Nel pubblicare il quinto fascicolo di Archivum Historicum Mothycense ci è d’obbligo evidenziare come, alla luce degli studi (non soltanto di quelli qui pubblicati) circa le diverse espressioni che caratterizzano gli eventi di questo Territorio sud-orientale della Sicilia (segnato in gran parte dalla Contea di Modica[A]), emergano, come ‘forzate’ e perciò non legittime, letture e valutazioni che possano ricondurre e costringere quelle espressioni dentro categorie ideologiche e schemi storiografici nient’affatto aderenti al ‘sentire’ ed alla vita reale di questi Abitanti:

Filospagnoli o antispagnoli. Studiosi di scienze sperimentali contro letterati. Cartesiani, sempre bisognosi di protettori, contro ‘chiusi’ aristotelici. Conservatori reazionari contro progressisti illuminati. Devozionismi e superstizioni da ogni parte. Gesuiti, colpevoli sempre di qualcosa, contro il resto del mondo (e viceversa). Clero diocesano contro clero regolare. Istituti claustrali intenti a cercar prebende e Ordini religiosi protesi nel rinnovamento pastorale post-tridentino. Massári, sempre e dovunque in lotta sorda con i cavalieri (e viceversa). Esperti artigiani vessati dai committenti. Donne ad ogni costo emarginate… E che dire della faticosa ma dignitosa ‘inventiva’ dei braccianti-spigolatori?…

E, poi: che significano qui – sul piano dell’effettiva storia sociale, sincronicamente e diacronicamente – parole come ‘Stato comitale’, ‘Società civile’, ‘ceto’, ‘privilegio’, ‘patrizio’, ‘borghese’, ‘villano’, ‘religiosità’, ‘aristotelici’, ‘cartesiani’, ‘chiusure-aperture’ culturali, ‘rinnovamento’, ‘rapporti con la Spagna’ e contemporaneo ‘senso della patria italiana’, ‘feudo’...?

 

L’assetto istituzionale – durante il periodo comitale –, benché feudale, qui è atipico: sono riconosciute, dalle ‘Consuetudini’ e dai governatori, modalità amministrative di fatto autonome, creatività organizzativa, antica identità d’origine e di storia dei vari Comuni. E le Istituzioni del Capoluogo intervengono autorevolmente, ma con rispetto e misura, a dirimere conflitti emergenti e per garantire la pace sociale[B].

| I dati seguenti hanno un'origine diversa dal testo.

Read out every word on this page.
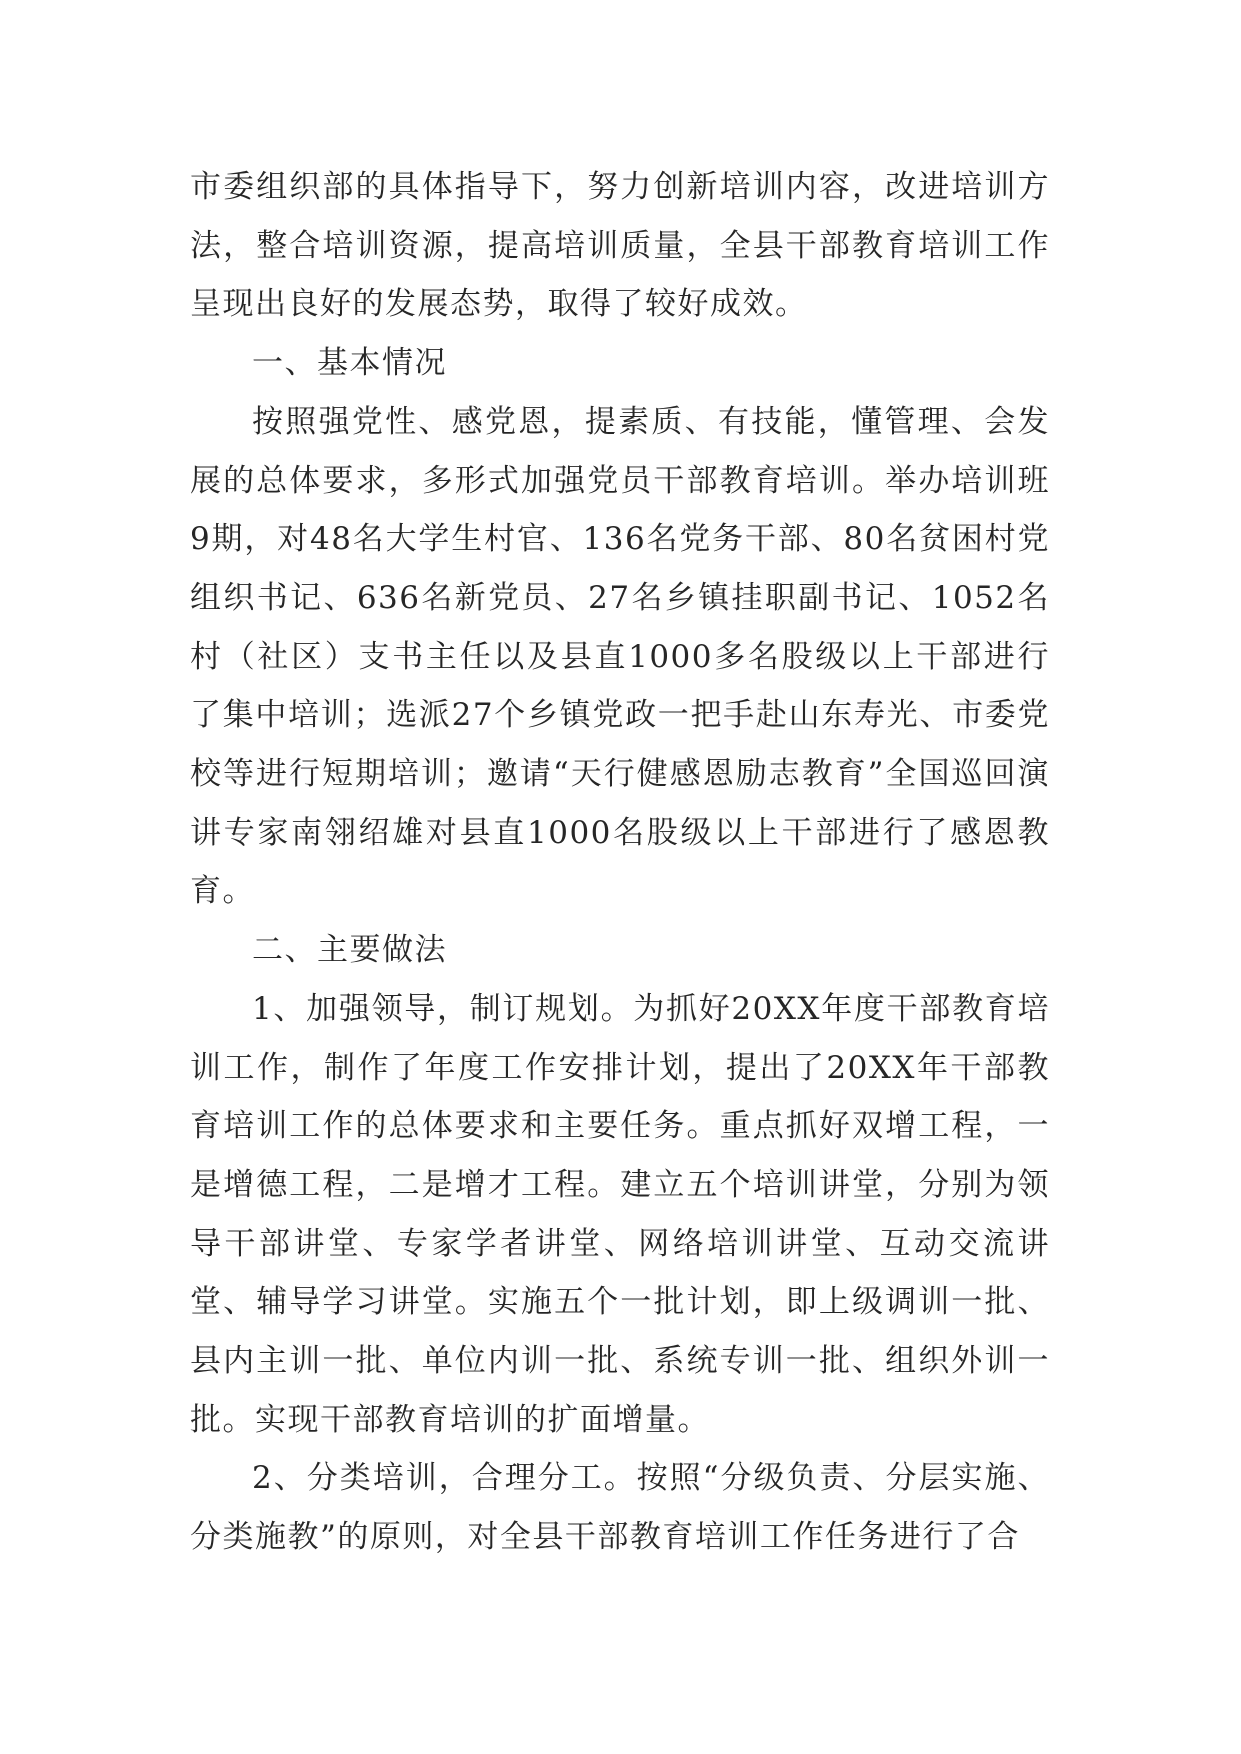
市委组织部的具体指导下，努力创新培训内容，改进培训方法，整合培训资源，提高培训质量，全县干部教育培训工作呈现出良好的发展态势，取得了较好成效。

一、基本情况

按照强党性、感党恩，提素质、有技能，懂管理、会发展的总体要求，多形式加强党员干部教育培训。举办培训班9期，对48名大学生村官、136名党务干部、80名贫困村党组织书记、636名新党员、27名乡镇挂职副书记、1052名村（社区）支书主任以及县直1000多名股级以上干部进行了集中培训；选派27个乡镇党政一把手赴山东寿光、市委党校等进行短期培训；邀请“天行健感恩励志教育”全国巡回演讲专家南翎绍雄对县直1000名股级以上干部进行了感恩教育。

二、主要做法

1、加强领导，制订规划。为抓好20XX年度干部教育培训工作，制作了年度工作安排计划，提出了20XX年干部教育培训工作的总体要求和主要任务。重点抓好双增工程，一是增德工程，二是增才工程。建立五个培训讲堂，分别为领导干部讲堂、专家学者讲堂、网络培训讲堂、互动交流讲堂、辅导学习讲堂。实施五个一批计划，即上级调训一批、县内主训一批、单位内训一批、系统专训一批、组织外训一批。实现干部教育培训的扩面增量。

2、分类培训，合理分工。按照“分级负责、分层实施、分类施教”的原则，对全县干部教育培训工作任务进行了合
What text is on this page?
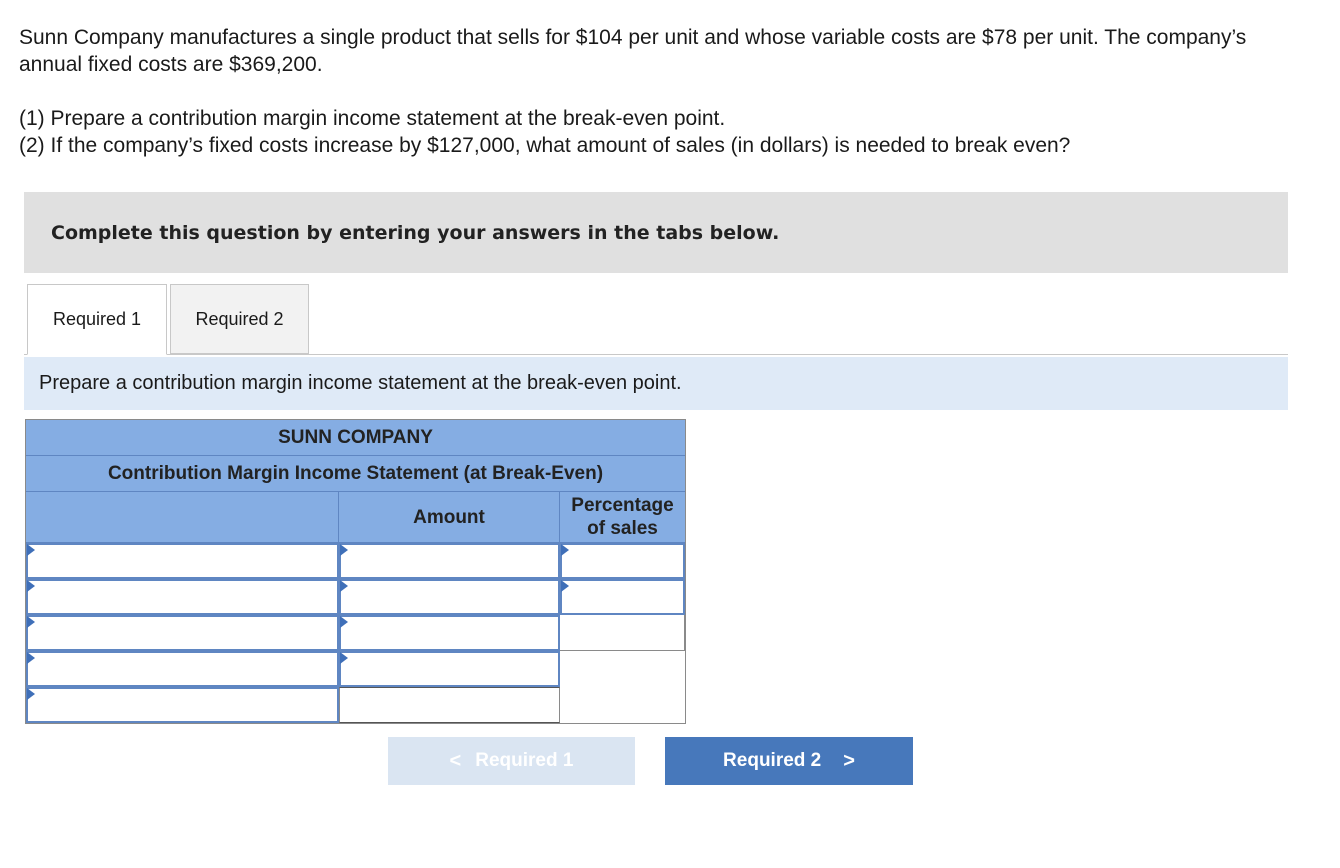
Sunn Company manufactures a single product that sells for $104 per unit and whose variable costs are $78 per unit. The company’s annual fixed costs are $369,200.

(1) Prepare a contribution margin income statement at the break-even point.

(2) If the company’s fixed costs increase by $127,000, what amount of sales (in dollars) is needed to break even?

Complete this question by entering your answers in the tabs below.
Required 1	Required 2
Prepare a contribution margin income statement at the break-even point.
SUNN COMPANY
Contribution Margin Income Statement (at Break-Even)
Amount
Percentage
of sales
< Required 1	Required 2 >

Oltre al muoversi secondo tale criterio da parte degli Organismi comitali, merita di essere evidenziata di passaggio, come caratterizzazione di stile nel quotidiano convivere, la “modicana urbanità” (A. Narbone) dei Cittadini: Placido Carrafa, prodigo di aggettivi nei confronti della propria Città, fa con convinzione altrettanto per i Comuni vicini, dei quali esalta nobiltà e magnificenza; T. Campailla, con elevatezza di tratto, si onora di appellare “Laurea dei filosofi suprema” e “dei  Matematici il Diadema”[C], il ragusano G. B. Hodierna[D]; i parroci delle chiese matrici modicane, nonostante aliunde le loro controversie (che, peraltro, non mettono mai in discussione la radicata unità civica, tanto più quando si tratta di promuovere scuole, ospedali, opere benefiche), si prodigano, insieme a Cittadini ricchi e poveri, per accogliere, con cordiale e dignitosa ospitalità, Gesuiti e Salesiani...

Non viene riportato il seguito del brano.